HH v BLW (Appeal: Costs: Proportionality) [2012]

1 FLR 2013, 420; [2012] EWHC 2199 (Fam)

28/06/2012

Barrister

Jane Rayson

Court

High Court (Family Division)

Practice Areas

Private Children Law

Summary

Application for permission to appeal against a district judge’s order for costs against a father in contact proceedings. Application refused on the basis of the proportionality of the appeal to the sum in issue.

Facts

This was an appeal against a costs order made by a district judge in the Principal Registry.

The appellant father had made an application for contact with his daughter who was almost 16 years of age.  Since prior to the application and up to the first hearing, the mother’s solicitors had maintained a stance that they would seek an order for costs against the father, on the basis that the child’s age meant that her wishes about contact would be determinative and she did not wish to have contact.

The First Hearing Dispute Resolution Appointment (FHDRA) took place on 14 March 2012.  Shortly before this hearing, there was further inter partes correspondence in which the mother’s solicitors again threatened to seek a costs order against the father in the event that he did not withdraw his application.

The father declined to do so and so the FHDRA took place, at which the child attended and spoke with the CAFCASS Officer.  During this meeting, she expressed a clear unwillingness to see her father, particularly  in the run-up to her GCSE examinations, although she was amenable to there being some indirect contact.  Having heard this, the father did not oppose an order that there be ‘no order’ on the application for contact.

The mother’s solicitor applied for costs and the district judge gave a judgment, awarding costs and saying:

“Am I sympathetic on a human basis to any parent concerned about their child?  Of course the court is, but this is a court and it is costly to bring proceedings.  This is not a meeting house.  Although [counsel for the father] said that he simply wished to come here to establish the child’s wishes and feelings, it is not appropriate to use this court simply to do that through the means of conciliation.  I appreciate the establishment of wishes and feelings of the child is part and parcel of the process, but the father should have stood back and asked himself whether really there was any chance at all – whatever she said to the CAFCASS officer – of the court being willing to make any order at all.  I agree with [the solicitor for the mother] that this was an entirely misconceived application where the result and conclusion was absolutely foregone.  She is nearly sixteen years of age.  It would be highly unusual for the court to make an order and the father should have thought about that….”

Held

Holman J, hearing the appeal against the order for costs, described the criticism of this passage by counsel for the father in the appeal as ‘justified’.  He referred to Paragraph 1.5 of the Revised Private Law Programme which describes the FHDRA as “a forum for the parties to be helped to reach agreement as to, and understanding of, the issues that divide them” and “a forum to find the best way to resolve issues in each individual case”.

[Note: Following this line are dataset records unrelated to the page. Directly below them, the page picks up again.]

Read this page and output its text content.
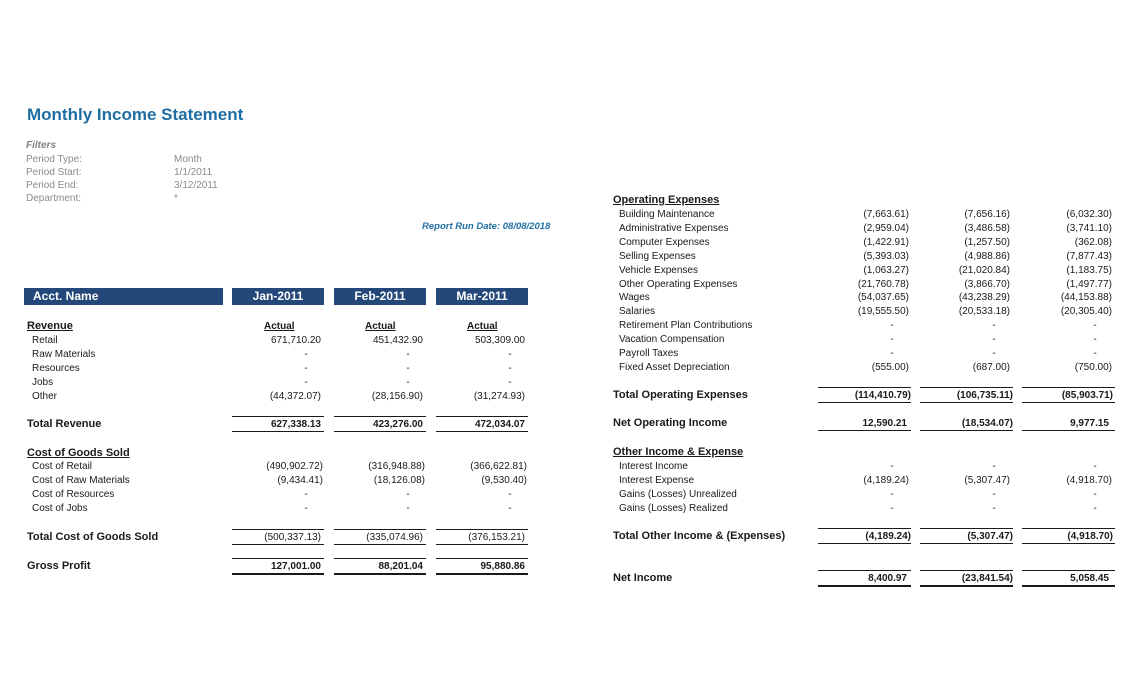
Monthly Income Statement
Filters
Period Type:	Month
Period Start:	1/1/2011
Period End:	3/12/2011
Department:	*
Report Run Date: 08/08/2018
Acct. Name	Jan-2011	Feb-2011	Mar-2011
Revenue	Actual	Actual	Actual
Retail	671,710.20	451,432.90	503,309.00
Raw Materials	-	-	-
Resources	-	-	-
Jobs	-	-	-
Other	(44,372.07)	(28,156.90)	(31,274.93)
Total Revenue	627,338.13	423,276.00	472,034.07
Cost of Goods Sold
Cost of Retail	(490,902.72)	(316,948.88)	(366,622.81)
Cost of Raw Materials	(9,434.41)	(18,126.08)	(9,530.40)
Cost of Resources	-	-	-
Cost of Jobs	-	-	-
Total Cost of Goods Sold	(500,337.13)	(335,074.96)	(376,153.21)
Gross Profit	127,001.00	88,201.04	95,880.86
Operating Expenses
Building Maintenance	(7,663.61)	(7,656.16)	(6,032.30)
Administrative Expenses	(2,959.04)	(3,486.58)	(3,741.10)
Computer Expenses	(1,422.91)	(1,257.50)	(362.08)
Selling Expenses	(5,393.03)	(4,988.86)	(7,877.43)
Vehicle Expenses	(1,063.27)	(21,020.84)	(1,183.75)
Other Operating Expenses	(21,760.78)	(3,866.70)	(1,497.77)
Wages	(54,037.65)	(43,238.29)	(44,153.88)
Salaries	(19,555.50)	(20,533.18)	(20,305.40)
Retirement Plan Contributions	-	-	-
Vacation Compensation	-	-	-
Payroll Taxes	-	-	-
Fixed Asset Depreciation	(555.00)	(687.00)	(750.00)
Total Operating Expenses	(114,410.79)	(106,735.11)	(85,903.71)
Net Operating Income	12,590.21	(18,534.07)	9,977.15
Other Income & Expense
Interest Income	-	-	-
Interest Expense	(4,189.24)	(5,307.47)	(4,918.70)
Gains (Losses) Unrealized	-	-	-
Gains (Losses) Realized	-	-	-
Total Other Income & (Expenses)	(4,189.24)	(5,307.47)	(4,918.70)
Net Income	8,400.97	(23,841.54)	5,058.45
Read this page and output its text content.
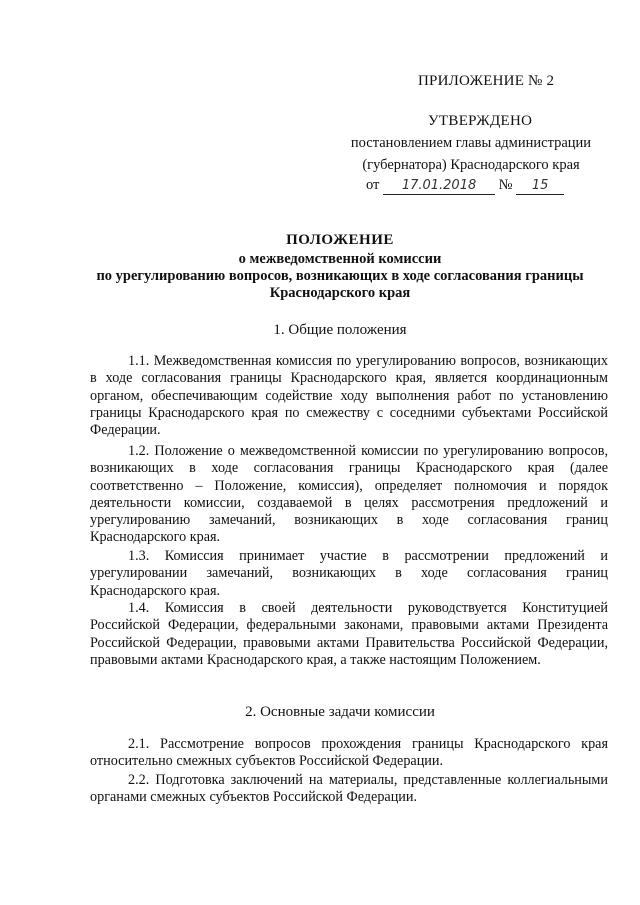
ПРИЛОЖЕНИЕ № 2
УТВЕРЖДЕНО
постановлением главы администрации
(губернатора) Краснодарского края
от 17.01.2018 № 15
ПОЛОЖЕНИЕ
о межведомственной комиссии
по урегулированию вопросов, возникающих в ходе согласования границы
Краснодарского края
1. Общие положения

1.1. Межведомственная комиссия по урегулированию вопросов, возникающих в ходе согласования границы Краснодарского края, является координационным органом, обеспечивающим содействие ходу выполнения работ по установлению границы Краснодарского края по смежеству с соседними субъектами Российской Федерации.

1.2. Положение о межведомственной комиссии по урегулированию вопросов, возникающих в ходе согласования границы Краснодарского края (далее соответственно – Положение, комиссия), определяет полномочия и порядок деятельности комиссии, создаваемой в целях рассмотрения предложений и урегулированию замечаний, возникающих в ходе согласования границ Краснодарского края.

1.3. Комиссия принимает участие в рассмотрении предложений и урегулировании замечаний, возникающих в ходе согласования границ Краснодарского края.

1.4. Комиссия в своей деятельности руководствуется Конституцией Российской Федерации, федеральными законами, правовыми актами Президента Российской Федерации, правовыми актами Правительства Российской Федерации, правовыми актами Краснодарского края, а также настоящим Положением.

2. Основные задачи комиссии

2.1. Рассмотрение вопросов прохождения границы Краснодарского края относительно смежных субъектов Российской Федерации.

2.2. Подготовка заключений на материалы, представленные коллегиальными органами смежных субъектов Российской Федерации.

Holman J was therefore critical of the district judge’s comments that the court is not ‘a meeting house’ and that ‘it is not appropriate to use this court simply to [establish the child’s wishes and feelings]’. He pointed out that there was no other way for a parent to engage the services of CAFCASS to ascertain and report on a child’s wishes other than by issuing an application.  He observed that the father’s course of action was reasonable, in seeking to use the services of CAFCASS to speak to the child before he simply accepted that there was to be no contact.  The fact that the child was close to 16 did not mean that the six months preceding her six month birthday would not necessarily be used by the court to promote contact.

Holman J did not therefore share the view that the application was ‘misconceived’.   Considering whether permission ought to be granted to appeal, he accepted that such an appeal ‘would have a real prospect of success’ (which is not to say that it would definitely succeed).  However, the hurdle on an appeal from a discretionary decision as to costs is a very high one.

Holman J then refers to rule 1.1 of the Family Procedure Rules 2010 and the overriding objective. He considered that the costs of a full appeal, even though the father’s representatives had undertaken to act pro bono, and the use of hard-pressed court time, would be disproportionate to the sum of £2,468 that was in issue.  On the grounds of proportionality alone he therefore refused permission to appeal.